He will take the spear.

He will force us.

Like his brother the Isul Aieha.

But he is the Black Moon!

We take the spear.

Why? To bargain?

To destroy.

To serve him.

We take it for our own.

We burn the little ones out of their caves.

We storm the seven worlds at his side.

As we should have done in the beginning.

We make the vision whole.

 

My end will be my own
, says the dragon Snow.
Not his. Not yours. Not anyone’s but mine.
She is the first to decide, and with her choice she flies away. Others follow. Others do not. Words grow to ­savagery. Dragon turns upon dragon. With fang and talon, in fire and flame, the storm begins.

 

The Black Moon howls in furious despair. He plunges his hands into the tomb’s white stone and ripples through the caves and mountains of the Worldspine, hunting for every single thing that might exist in this frigid stone, ripping life away, flesh to ash to dust, souls and memories torn to shreds, hunting the ghost of the Isul Aieha and finding nothing. He blunders through the echoes, the last lingerings of his brother half-god, but only spectres remain. Anguish and torment. The Isul Aieha, searching to undo what between them they have done, torment and penance and regret.

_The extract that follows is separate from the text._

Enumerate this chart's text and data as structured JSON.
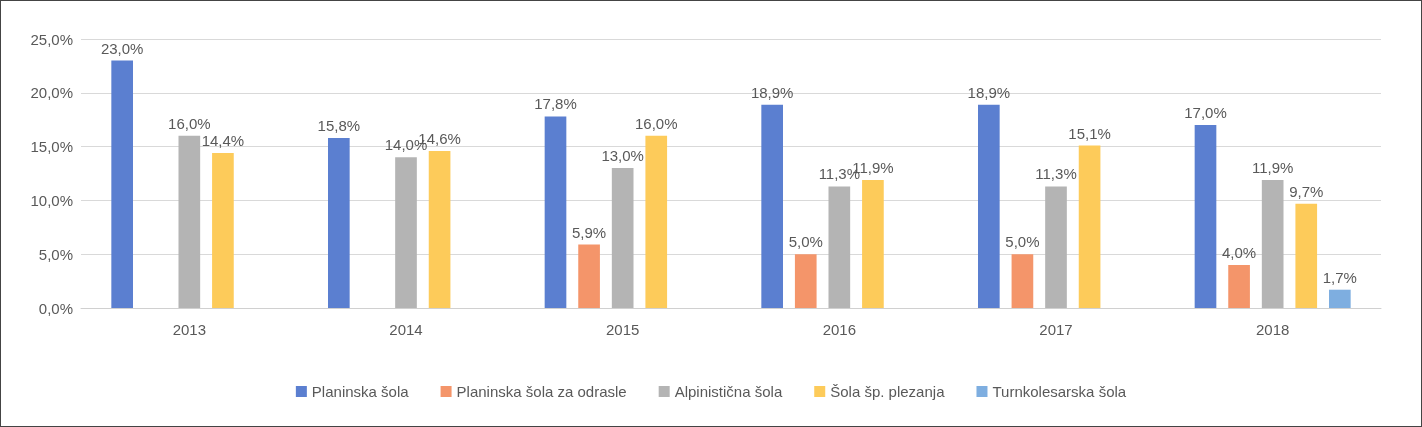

He sees the great betrayal. He sees the Black Mausoleum, the room of arches. He sees the alchemist called Kataros, and the Silver King’s essence inside her opening at last a way back to the Silver Sea, to their home, to the moon with the last of the eternal hundred thousand. He sees the Isul Aieha’s seed taken to where he can never reach it. His own trick, played against him.

One tiny piece remains. A fragment of a simulacrum, a fractured reflection.

Brother
, whispers the ghost.
Let it go.

Inside the Black Moon Berren feels the hunger, the crushing weight, the grieving bloody wound of longing for the Silver Sea that has cast him aside.

Bare your heart and plead your sorrows. The moon will forgive.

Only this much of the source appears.